15.8C: Rheumatic Fever

  • Page ID
    12241
  • Rheumatic fever is an inflammatory disease that can develop as a complication of inadequately treated strep throat.

    LEARNING OBJECTIVES

    Outline the effect of infection by Steptococcus pyogenes on the immune system

    KEY TAKEAWAYS

    Key Points

    • Rheumatic fever is a condition that is a complication of untreated strep throat. Strep throat is caused by a group A streptococcal infection found in the throat.
    • When the body senses the strep infection, it sends antibodies to fight it and sometimes these antibodies attack the tissues of your joints or heart instead. This is known as anitbody cross-reactivity which leads to rheumatic fever.
    • Symptoms of rheumatic fever occur several weeks after initial throat problems have disappeared; and include chest pain, fever, heart problems, joint pain, nosebleeds, and skin rash.
    • Rheumatic fever is treated using a combination of antibiotics and anti-inflammatory medications.

    Key Terms

    • rheumatism: Any disorder of the muscles, tendons, joints, bones, nerves, characterized by pain, discomfort and disability.
    • Streptococcus: A spherical, gram-positive bacterium of the genus Streptococcus. Although commonly found benignly in the human mouth and gut, and though many species are non-pathogenic, other species can cause diseases including strep throat and more serious conditions.

    Rheumatic fever is an inflammatory disease that occurs following a Streptococcus pyogenes infection, such as streptococcal pharyngitis (strep throat) or scarlet fever, that affects the peri-arteriolar connective tissue. Believed to be caused by antibody cross-reactivity that can involve the heart, joints, skin, and brain; the illness typically develops two to three weeks after a streptococcal infection.

    image

    Streptococcus pyogenes bacteria: Photomicrograph of Streptococcus pyogenes bacteria, 900x Mag. A pus specimen, viewed using Pappenheim’s stain. Last century, infections by S. pyogenes claimed many lives especially since the organism was the most important cause of puerperal fever and scarlet fever.

    Acute rheumatic fever commonly appears in children between the ages of six and 15, with only 20% of first-time attacks occurring in adults.

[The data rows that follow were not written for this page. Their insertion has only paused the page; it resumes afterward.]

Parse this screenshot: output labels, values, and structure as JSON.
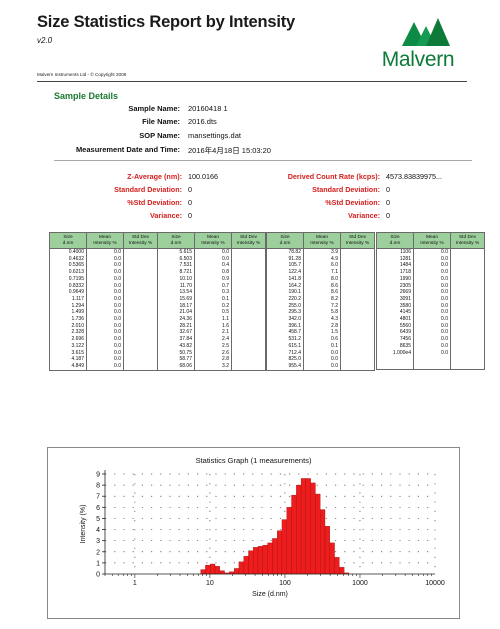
{
  "header": {
    "title": "Size Statistics Report by Intensity",
    "version": "v2.0",
    "copyright": "Malvern Instruments Ltd - © Copyright 2008",
    "logo_text": "Malvern"
  },
  "sample_details": {
    "section_title": "Sample Details",
    "fields": [
      {
        "label": "Sample Name:",
        "value": "20160418 1"
      },
      {
        "label": "File Name:",
        "value": "2016.dts"
      },
      {
        "label": "SOP Name:",
        "value": "mansettings.dat"
      },
      {
        "label": "Measurement Date and Time:",
        "value": "2016年4月18日 15:03:20"
      }
    ]
  },
  "stats": {
    "left": [
      {
        "label": "Z-Average (nm):",
        "value": "100.0166"
      },
      {
        "label": "Standard Deviation:",
        "value": "0"
      },
      {
        "label": "%Std Deviation:",
        "value": "0"
      },
      {
        "label": "Variance:",
        "value": "0"
      }
    ],
    "right": [
      {
        "label": "Derived Count Rate (kcps):",
        "value": "4573.83839975..."
      },
      {
        "label": "Standard Deviation:",
        "value": "0"
      },
      {
        "label": "%Std Deviation:",
        "value": "0"
      },
      {
        "label": "Variance:",
        "value": "0"
      }
    ]
  },
  "tables": [
    {
      "headers": [
        "Size\nd.nm",
        "Mean\nIntensity %",
        "Std Dev\nIntensity %"
      ],
      "size": "0.4000\n0.4632\n0.5365\n0.6213\n0.7195\n0.8332\n0.9649\n1.117\n1.294\n1.499\n1.736\n2.010\n2.328\n2.696\n3.122\n3.615\n4.187\n4.849",
      "mean": "0.0\n0.0\n0.0\n0.0\n0.0\n0.0\n0.0\n0.0\n0.0\n0.0\n0.0\n0.0\n0.0\n0.0\n0.0\n0.0\n0.0\n0.0",
      "std": ""
    },
    {
      "headers": [
        "Size\nd.nm",
        "Mean\nIntensity %",
        "Std Dev\nIntensity %"
      ],
      "size": "5.615\n6.503\n7.531\n8.721\n10.10\n11.70\n13.54\n15.69\n18.17\n21.04\n24.36\n28.21\n32.67\n37.84\n43.82\n50.75\n58.77\n68.06",
      "mean": "0.0\n0.0\n0.4\n0.8\n0.9\n0.7\n0.3\n0.1\n0.2\n0.5\n1.1\n1.6\n2.1\n2.4\n2.5\n2.6\n2.8\n3.2",
      "std": ""
    },
    {
      "headers": [
        "Size\nd.nm",
        "Mean\nIntensity %",
        "Std Dev\nIntensity %"
      ],
      "size": "78.82\n91.28\n105.7\n122.4\n141.8\n164.2\n190.1\n220.2\n255.0\n295.3\n342.0\n396.1\n458.7\n531.2\n615.1\n712.4\n825.0\n955.4",
      "mean": "3.9\n4.9\n6.0\n7.1\n8.0\n8.6\n8.6\n8.2\n7.2\n5.8\n4.3\n2.8\n1.5\n0.6\n0.1\n0.0\n0.0\n0.0",
      "std": ""
    },
    {
      "headers": [
        "Size\nd.nm",
        "Mean\nIntensity %",
        "Std Dev\nIntensity %"
      ],
      "size": "1106\n1281\n1484\n1718\n1990\n2305\n2669\n3091\n3580\n4145\n4801\n5560\n6439\n7456\n8635\n1.000e4",
      "mean": "0.0\n0.0\n0.0\n0.0\n0.0\n0.0\n0.0\n0.0\n0.0\n0.0\n0.0\n0.0\n0.0\n0.0\n0.0\n0.0",
      "std": ""
    }
  ],
  "chart_data": {
    "type": "bar",
    "title": "Statistics Graph (1 measurements)",
    "xlabel": "Size (d.nm)",
    "ylabel": "Intensity (%)",
    "x_scale": "log",
    "xlim": [
      0.4,
      10000
    ],
    "ylim": [
      0,
      9
    ],
    "x_ticks": [
      "1",
      "10",
      "100",
      "1000",
      "10000"
    ],
    "y_ticks": [
      "0",
      "1",
      "2",
      "3",
      "4",
      "5",
      "6",
      "7",
      "8",
      "9"
    ],
    "grid": "dotted",
    "bar_color": "#ee1c1c",
    "x": [
      5.615,
      6.503,
      7.531,
      8.721,
      10.1,
      11.7,
      13.54,
      15.69,
      18.17,
      21.04,
      24.36,
      28.21,
      32.67,
      37.84,
      43.82,
      50.75,
      58.77,
      68.06,
      78.82,
      91.28,
      105.7,
      122.4,
      141.8,
      164.2,
      190.1,
      220.2,
      255.0,
      295.3,
      342.0,
      396.1,
      458.7,
      531.2,
      615.1
    ],
    "values": [
      0.0,
      0.0,
      0.4,
      0.8,
      0.9,
      0.7,
      0.3,
      0.1,
      0.2,
      0.5,
      1.1,
      1.6,
      2.1,
      2.4,
      2.5,
      2.6,
      2.8,
      3.2,
      3.9,
      4.9,
      6.0,
      7.1,
      8.0,
      8.6,
      8.6,
      8.2,
      7.2,
      5.8,
      4.3,
      2.8,
      1.5,
      0.6,
      0.1
    ]
  }
}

The illness is so named because of its similarity in presentation to rheumatism.

    This cross-reactivity is a Type II hypersensitivity reaction and is termed molecular mimicry. During a Streptococcus infection, mature antigen -presenting cells, such as B cells, present the bacterial antigen to CD4-T cells which differentiate into helper T2cells. In turn, Helper T2 cells activate the B cells to become plasma cells and induce the production of antibodies against the cell wall of Streptococcus. However the antibodies may also react against the myocardium and joints, producing the symptoms of rheumatic fever.

    Diagnosis of rheumatic fever can be made when two of the major criteria, or one major plus two minor criteria, are present along with evidence of streptococcal infection.

    The major criteria for diagnosis include:

    • Arthritis in several large joints (polyarthritis)
    • Heart inflammation (carditis)
    • Nodules under the skin (subcutaneous skin nodules)
    • Rapid, jerky movements (chorea, Sydenham chorea)
    • Skin rash (erythema marginatum)

    Minor Criteria:

    • Fever of 38.2–38.9 °C (101–102 F)
    • Arthralgia: Joint pain without swelling (Cannot be included if polyarthritis is present as a major symptom)
    • Raised erythrocyte sedimentation rate or C reactive protein
    • Leukocytosis
    • ECG showing features of heart block, such as a prolonged PR interval (Cannot be included if carditis is present as a major symptom)
    • Previous episode of rheumatic fever or inactive heart disease.

    Acute rheumatic fever is treated with antibiotics and anti-inflammatory medications such as aspirin and corticosteroids.